Bullies thrive on conformity. They thrive on the fact that when they’re singling someone out for harm, others will stay in line because they’re not the ones being harmed.
Conformity made the Holocaust possible.
Conformity saw thousands of Black people lynched in our country while literal crowds of white people looked on.
Conformity when it comes at the expense of courage costs us our souls.
By now, most of you know that I don’t think salvation is about saying the right words or even believing the correct thing. “Right” and “correct” are ripe ground for that dangerous version of conformity, as Herod shows us today.
For me, salvation is about the world our beliefs create. Does what we believe call us to build the Kingdom of God right here, right now? Even when it’s unpopular? Even when it goes against what everyone else is doing? Even when it demands that we sacrifice our own comfort?
For me, salvation is about living the gospel. With our bodies. With every decision we make. This requires courage.
For me, the practice of faith is about building up the kind of courage we need to live the gospel. We don’t come to church on Sundays just to see our friends and feel good about ourselves, we come to church to replenish our souls in order to go out in the world and live our faith.
The pandemic sent us into lockdown for over a year, and we did our best to replenish our souls on Zoom. During that time, we lived through the worst wildfires our state has ever seen in a blanket of choking smoke. We engaged in a very anxious election. We saw a group of insurrectionists break into our capital and try to overthrow our government.
It’s almost a cliche to say at this point, but it’s been a challenging time. Our bodies are depleted. Our courage is spent. That could spell trouble for us and our gospel lives if we’re not intentional about building it back up.
Which is why we’re resting. Taking our time coming back into the world after this long, painful ordeal. And we need to get intentional about our rest. Carving out time every day to bring our attention to our lives, to the beauty of this world, to God.
This week in the newsletter, I asked you, What practices help you to slow down and bring attention and intention to your daily life? And you responded: praying the daily office, or morning and evening prayer. Reading the Bible every day. Long walks in nature. Gratitude journaling.
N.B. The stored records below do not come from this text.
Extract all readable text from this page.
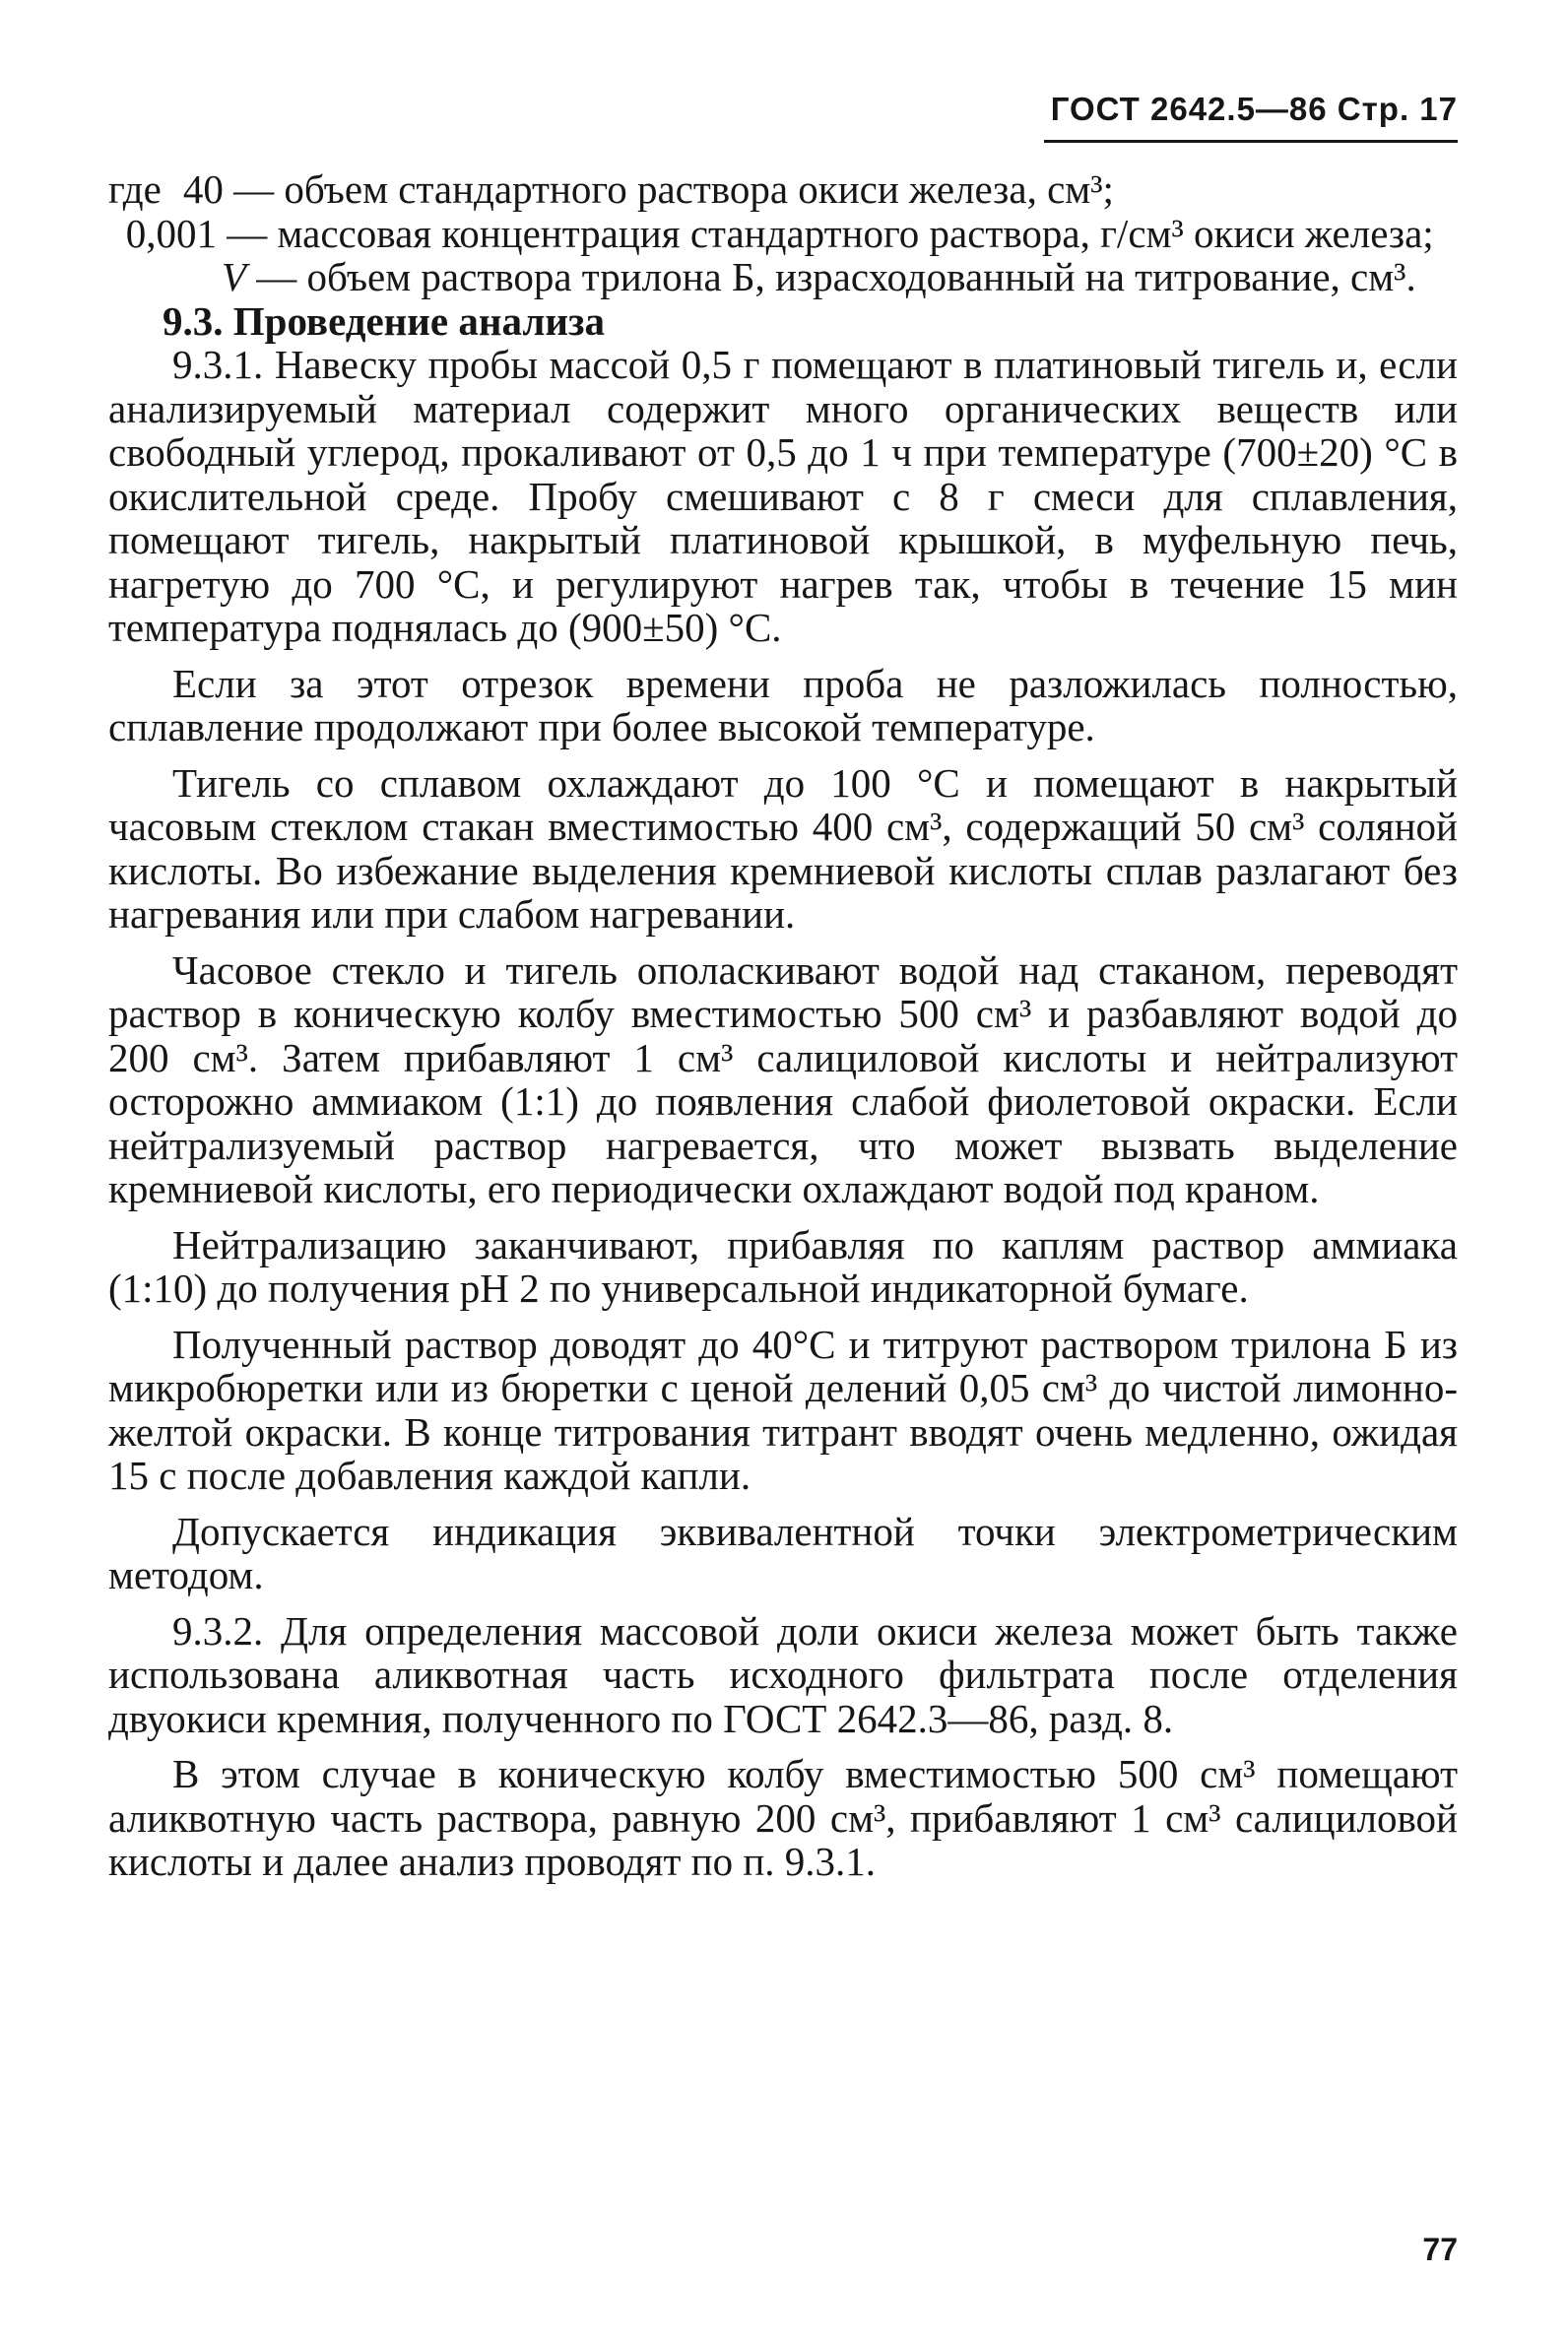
ГОСТ 2642.5—86 Стр. 17
где 40 — объем стандартного раствора окиси железа, см³;
0,001 — массовая концентрация стандартного раствора, г/см³ окиси железа;
V — объем раствора трилона Б, израсходованный на титрование, см³.

9.3. Проведение анализа

9.3.1. Навеску пробы массой 0,5 г помещают в платиновый тигель и, если анализируемый материал содержит много органических веществ или свободный углерод, прокаливают от 0,5 до 1 ч при температуре (700±20) °С в окислительной среде. Пробу смешивают с 8 г смеси для сплавления, помещают тигель, накрытый платиновой крышкой, в муфельную печь, нагретую до 700 °С, и регулируют нагрев так, чтобы в течение 15 мин температура поднялась до (900±50) °С.

Если за этот отрезок времени проба не разложилась полностью, сплавление продолжают при более высокой температуре.

Тигель со сплавом охлаждают до 100 °С и помещают в накрытый часовым стеклом стакан вместимостью 400 см³, содержащий 50 см³ соляной кислоты. Во избежание выделения кремниевой кислоты сплав разлагают без нагревания или при слабом нагревании.

Часовое стекло и тигель ополаскивают водой над стаканом, переводят раствор в коническую колбу вместимостью 500 см³ и разбавляют водой до 200 см³. Затем прибавляют 1 см³ салициловой кислоты и нейтрализуют осторожно аммиаком (1:1) до появления слабой фиолетовой окраски. Если нейтрализуемый раствор нагревается, что может вызвать выделение кремниевой кислоты, его периодически охлаждают водой под краном.

Нейтрализацию заканчивают, прибавляя по каплям раствор аммиака (1:10) до получения рН 2 по универсальной индикаторной бумаге.

Полученный раствор доводят до 40°С и титруют раствором трилона Б из микробюретки или из бюретки с ценой делений 0,05 см³ до чистой лимонно-желтой окраски. В конце титрования титрант вводят очень медленно, ожидая 15 с после добавления каждой капли.

Допускается индикация эквивалентной точки электрометрическим методом.

9.3.2. Для определения массовой доли окиси железа может быть также использована аликвотная часть исходного фильтрата после отделения двуокиси кремния, полученного по ГОСТ 2642.3—86, разд. 8.

В этом случае в коническую колбу вместимостью 500 см³ помещают аликвотную часть раствора, равную 200 см³, прибавляют 1 см³ салициловой кислоты и далее анализ проводят по п. 9.3.1.

77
I’ll admit that I’ve struggled since the pandemic started to maintain a regular spiritual practice, but it’s time. Today, I invite each of us to take at least five minutes every day for the rest of the summer to pause and bring our attention to God in some way. God in nature. God in scripture. God in the people around us. This might be a prayer practice. It might be a walk around the block. It might be five minutes of mindfulness meditation. It might be journaling.
It might be more than five minutes, but start with an amount of time that is manageable for you. Something you can stick to. I’ll be doing this with you. Committing to replenishing myself through attention and intention.
Jesus went on the mountain to pray, even when crowds of people were waiting for him. He slept in the boat, even as a storm raged around him. He took the time he needed to ground himself in his faith. And when he was called to step into his courage for the sake of all the world, he didn’t retreat to the comfort and safety of conformity, he took up his cross and showed us what it meant to live what he believed.